Dabbawallahs, literally meaning “box carriers,” have been plying Mumbai’s streets for well over a century. They featured in the hit 2013 Indian film The Lunchbox centering on the story of a wife whose home-cooked meals were collected by a dabbawallah and then delivered, incorrectly, to a stranger’s office rather her husband’s.

But now many of the meals inside the tin containers that clatter against each other as they hang from the dabbawallahs’ rickety bicycles are handpicked on the Internet by busy professionals enjoying a wealth of choice.

Yummy Tiffins, which proudly bills itself as “India’s first customized online tiffin service,” allows users to design their own menus from around 40 dishes for every day of the week up to a month in advance.
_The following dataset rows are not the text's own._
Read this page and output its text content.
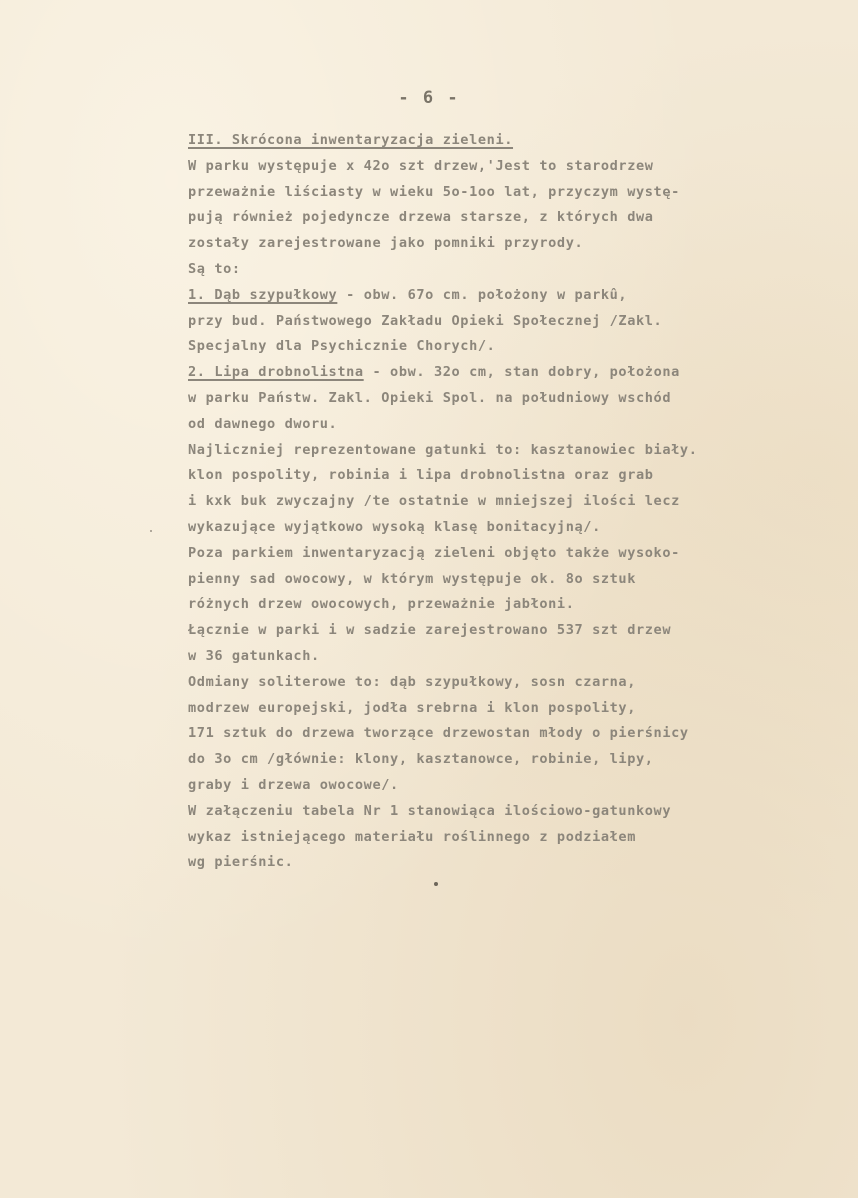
- 6 -
III. Skrócona inwentaryzacja zieleni.
W parku występuje x 42o szt drzew,'Jest to starodrzew
przeważnie liściasty w wieku 5o-1oo lat, przyczym wystę-
pują również pojedyncze drzewa starsze, z których dwa
zostały zarejestrowane jako pomniki przyrody.
Są to:
1. Dąb szypułkowy - obw. 67o cm. położony w parkû,
przy bud. Państwowego Zakładu Opieki Społecznej /Zakl.
Specjalny dla Psychicznie Chorych/.
2. Lipa drobnolistna - obw. 32o cm, stan dobry, położona
w parku Państw. Zakl. Opieki Spol. na południowy wschód
od dawnego dworu.
Najliczniej reprezentowane gatunki to: kasztanowiec biały.
klon pospolity, robinia i lipa drobnolistna oraz grab
i kxk buk zwyczajny /te ostatnie w mniejszej ilości lecz
wykazujące wyjątkowo wysoką klasę bonitacyjną/.
Poza parkiem inwentaryzacją zieleni objęto także wysoko-
pienny sad owocowy, w którym występuje ok. 8o sztuk
różnych drzew owocowych, przeważnie jabłoni.
Łącznie w parki i w sadzie zarejestrowano 537 szt drzew
w 36 gatunkach.
Odmiany soliterowe to: dąb szypułkowy, sosn czarna,
modrzew europejski, jodła srebrna i klon pospolity,
171 sztuk do drzewa tworzące drzewostan młody o pierśnicy
do 3o cm /głównie: klony, kasztanowce, robinie, lipy,
graby i drzewa owocowe/.
W załączeniu tabela Nr 1 stanowiąca ilościowo-gatunkowy
wykaz istniejącego materiału roślinnego z podziałem
wg pierśnic.
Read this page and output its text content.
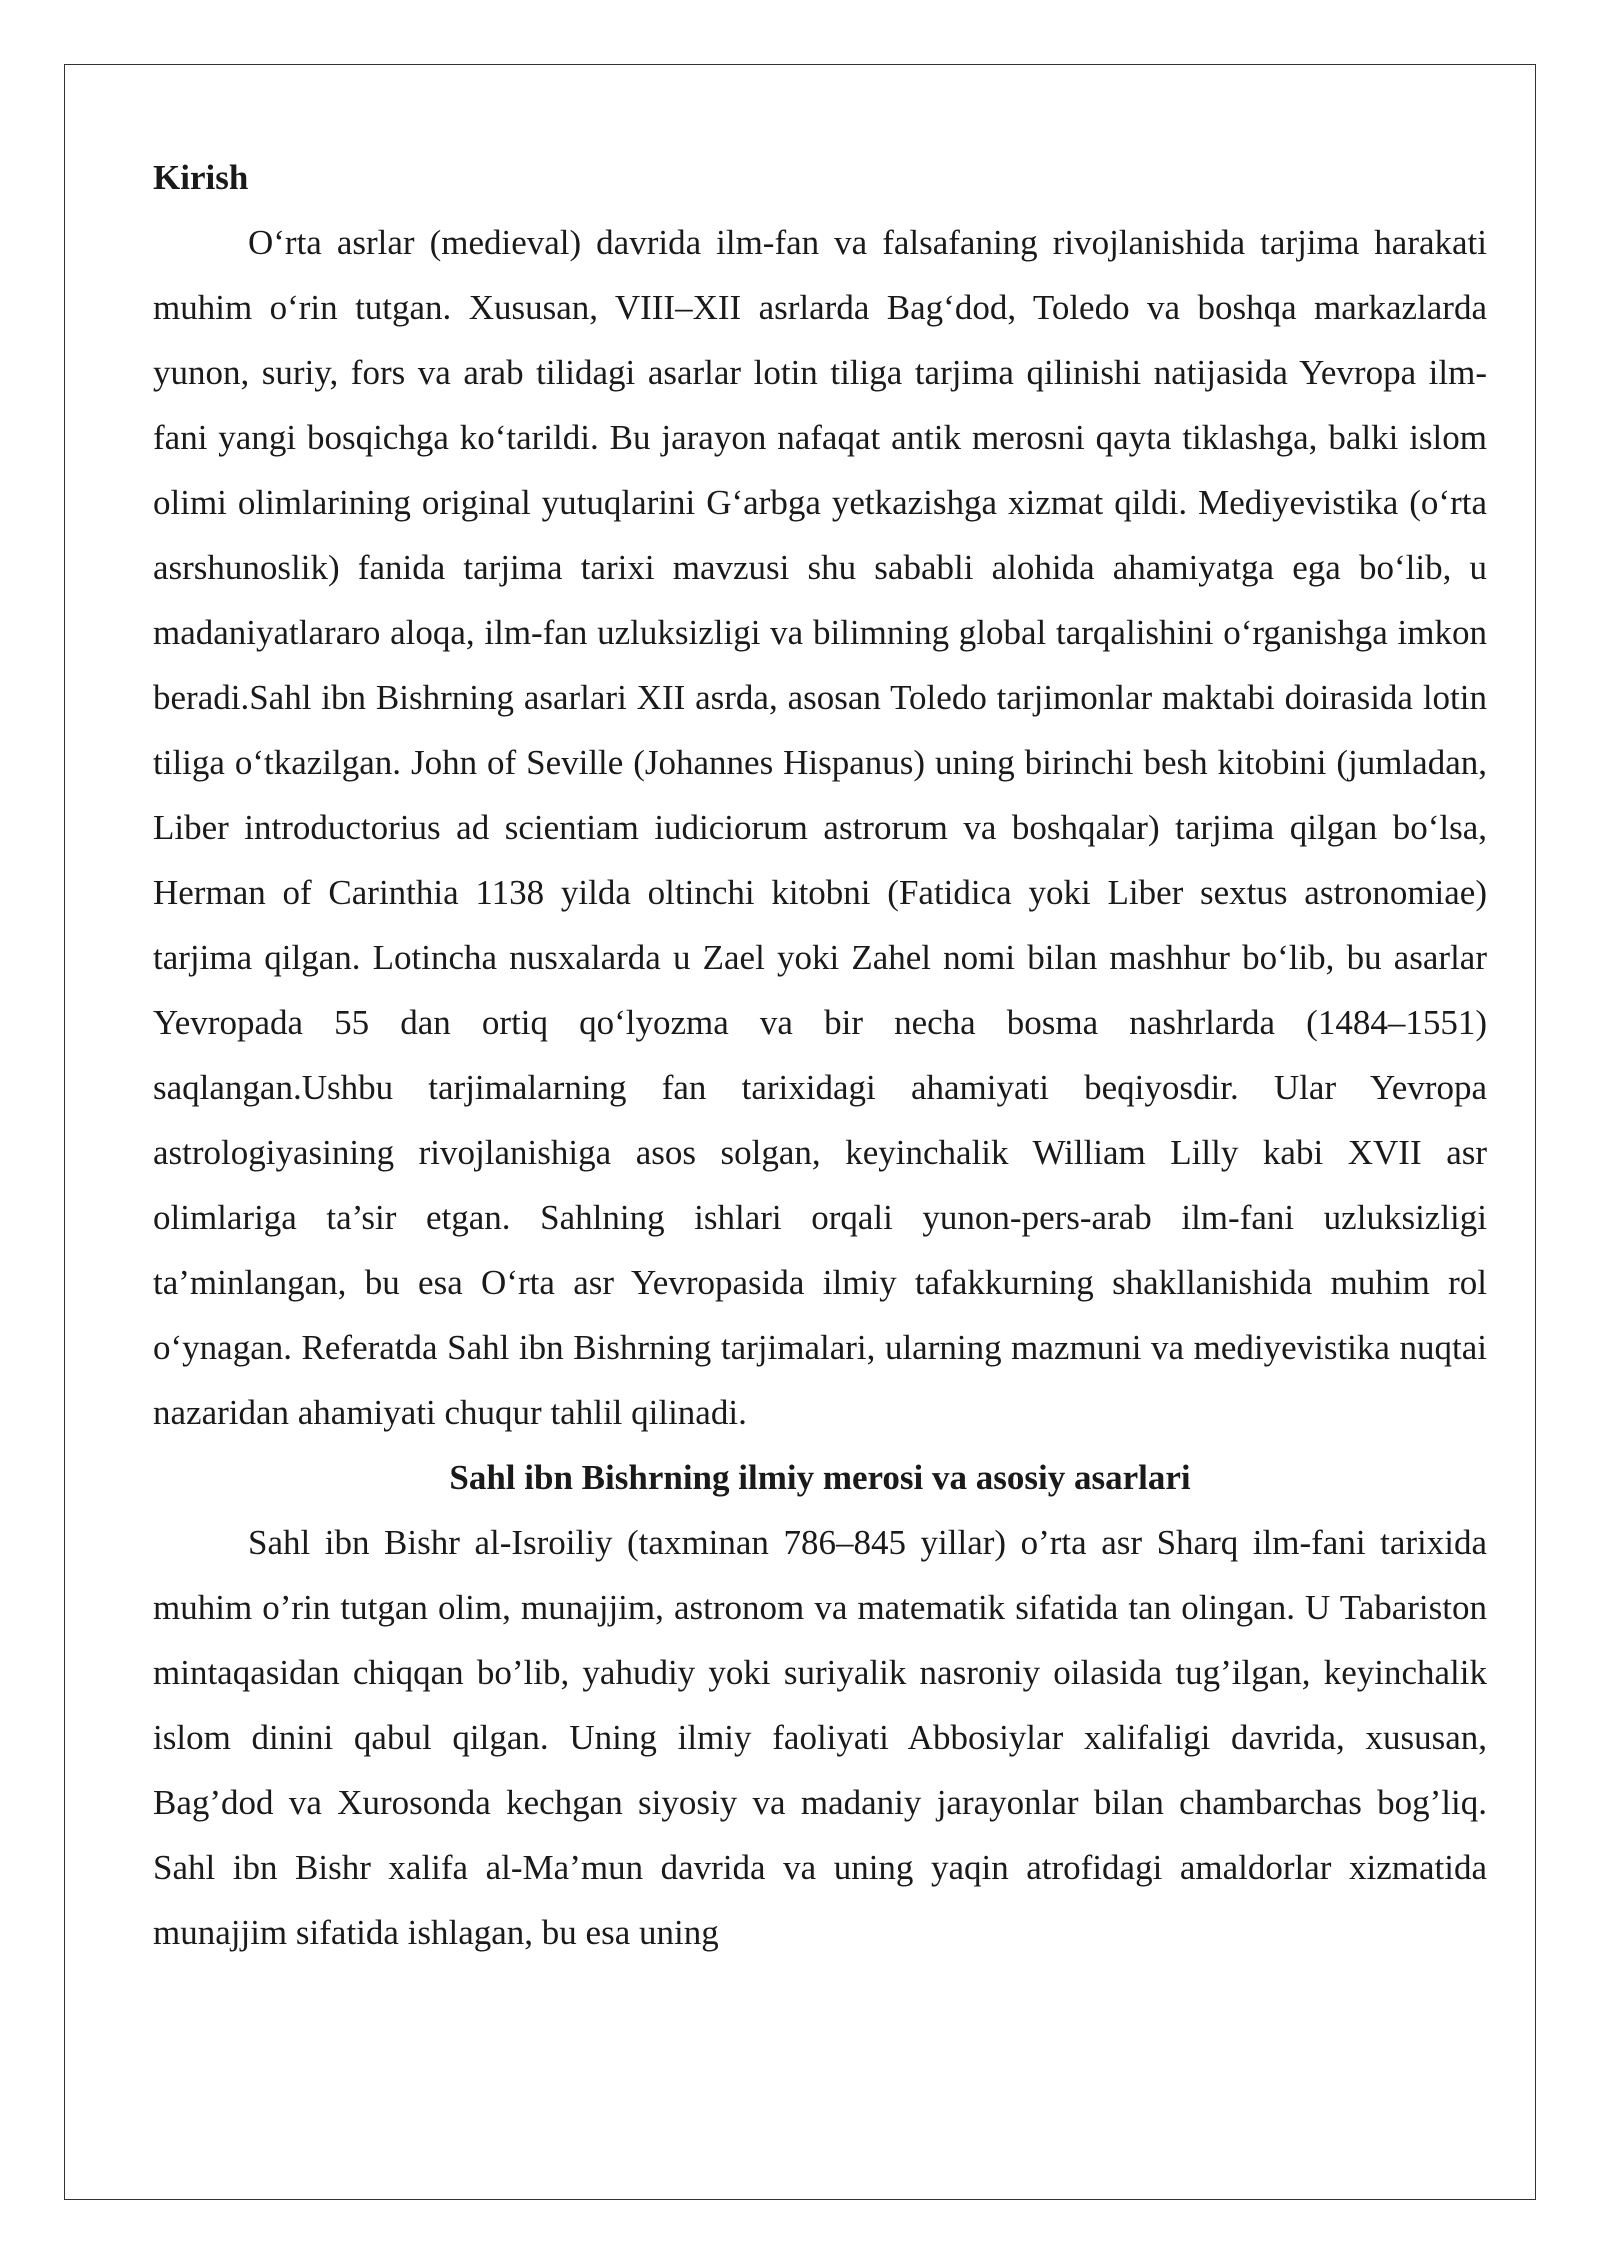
Kirish

O‘rta asrlar (medieval) davrida ilm-fan va falsafaning rivojlanishida tarjima harakati muhim o‘rin tutgan. Xususan, VIII–XII asrlarda Bag‘dod, Toledo va boshqa markazlarda yunon, suriy, fors va arab tilidagi asarlar lotin tiliga tarjima qilinishi natijasida Yevropa ilm-fani yangi bosqichga ko‘tarildi. Bu jarayon nafaqat antik merosni qayta tiklashga, balki islom olimi olimlarining original yutuqlarini G‘arbga yetkazishga xizmat qildi. Mediyevistika (o‘rta asrshunoslik) fanida tarjima tarixi mavzusi shu sababli alohida ahamiyatga ega bo‘lib, u madaniyatlararo aloqa, ilm-fan uzluksizligi va bilimning global tarqalishini o‘rganishga imkon beradi.Sahl ibn Bishrning asarlari XII asrda, asosan Toledo tarjimonlar maktabi doirasida lotin tiliga o‘tkazilgan. John of Seville (Johannes Hispanus) uning birinchi besh kitobini (jumladan, Liber introductorius ad scientiam iudiciorum astrorum va boshqalar) tarjima qilgan bo‘lsa, Herman of Carinthia 1138 yilda oltinchi kitobni (Fatidica yoki Liber sextus astronomiae) tarjima qilgan. Lotincha nusxalarda u Zael yoki Zahel nomi bilan mashhur bo‘lib, bu asarlar Yevropada 55 dan ortiq qo‘lyozma va bir necha bosma nashrlarda (1484–1551) saqlangan.Ushbu tarjimalarning fan tarixidagi ahamiyati beqiyosdir. Ular Yevropa astrologiyasining rivojlanishiga asos solgan, keyinchalik William Lilly kabi XVII asr olimlariga ta’sir etgan. Sahlning ishlari orqali yunon-pers-arab ilm-fani uzluksizligi ta’minlangan, bu esa O‘rta asr Yevropasida ilmiy tafakkurning shakllanishida muhim rol o‘ynagan. Referatda Sahl ibn Bishrning tarjimalari, ularning mazmuni va mediyevistika nuqtai nazaridan ahamiyati chuqur tahlil qilinadi.

Sahl ibn Bishrning ilmiy merosi va asosiy asarlari

Sahl ibn Bishr al-Isroiliy (taxminan 786–845 yillar) o’rta asr Sharq ilm-fani tarixida muhim o’rin tutgan olim, munajjim, astronom va matematik sifatida tan olingan. U Tabariston mintaqasidan chiqqan bo’lib, yahudiy yoki suriyalik nasroniy oilasida tug’ilgan, keyinchalik islom dinini qabul qilgan. Uning ilmiy faoliyati Abbosiylar xalifaligi davrida, xususan, Bag’dod va Xurosonda kechgan siyosiy va madaniy jarayonlar bilan chambarchas bog’liq. Sahl ibn Bishr xalifa al-Ma’mun davrida va uning yaqin atrofidagi amaldorlar xizmatida munajjim sifatida ishlagan, bu esa uning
“We wanted to fill the gap between a tiffin service, which has the same old pattern of food, and a restaurant, where you can order whatever you want, by providing customers with a choice of options that still have a homely feel,” said founder Pratik Jain. “There’s a lot of variety in the menu, not just Indian food but international too, and plenty of healthy options as well,” the 29-year-old former management student told AFP.

The website, which Jain says has around 300 users a day and is growing at around 70 percent a year, has teamed up with a nutritionist who designs low-calorie meals to attract health-conscious customers. “It’s a competitive business with lots of players in the market. It’s much more professional now with several tech-savvy start-ups, and people keep switching from one tiffin service to another,” said Jain.

Tina Parikh, an office worker in the south of the city, said she orders from a company called SoulCare because it allows her to focus on her job. “It’s purely about convenience. Early in the morning, to cook meals and then come to work gets a little tiring,” she said, collecting her tiffin from a handcart. Her friend Vinayak Azad has stuck to home-cooked food but joked that he may consider switching to one of the many low-calorie alternatives whipped up by professional chefs that are on offer.

“There are a lot of good services around and I think I should try them considering my tummy is still out even with home food!”

Yummy Tiffins employs Mumbai’s famously efficient dabbawallahs who deliver lunches to around 200,000 people a day via trains, bicycles and handcarts using a complex color-coded alpha-numeric system admired the world over. Their business model has been recognized by Harvard as working to a “six sigma” rating, meaning it is virtually unheard of for a lunch to be delivered to the wrong place.

But some caterers are moving away from the dabbawallahs in favor of private delivery vans.

Maqsood Patel, co-founder of Foodizm, another online meal delivery firm, said his company was increasingly opting for a concierge service to ferry lunches to their “elite” clientele. “They deliver the meals right to the customers’ desks, whereas the dabbawallahs often drop them at the front gate and you have to go downstairs to look for your meal,” said Patel. “Also, since they travel by train there can be a three or four-hour gap from the time a dabbawallah collects the meal to the time it’s delivered. Obviously with the food traveling in the heat something like a salad can go a little bit off,” he added.

Patel said the drivers’ English was often better than that of the dabbawallahs who hail from rural Maharashtra and speak Marathi, making it easier to communicate, while customers can also use a mobile app to track the progress of deliveries.

But Medage, president of the Nutan Mumbai Tiffin Box Suppliers’ Association, is unconcerned. “We are still getting fresh recruits from villages because not many opportunities exist there. With hard work they can make at least 10,000 rupees a month instead of nothing back home.”

Suresh Pawar, a dabbawallah for 12 years, said: “The number we deliver goes up and down. When one stops here, another starts somewhere else.”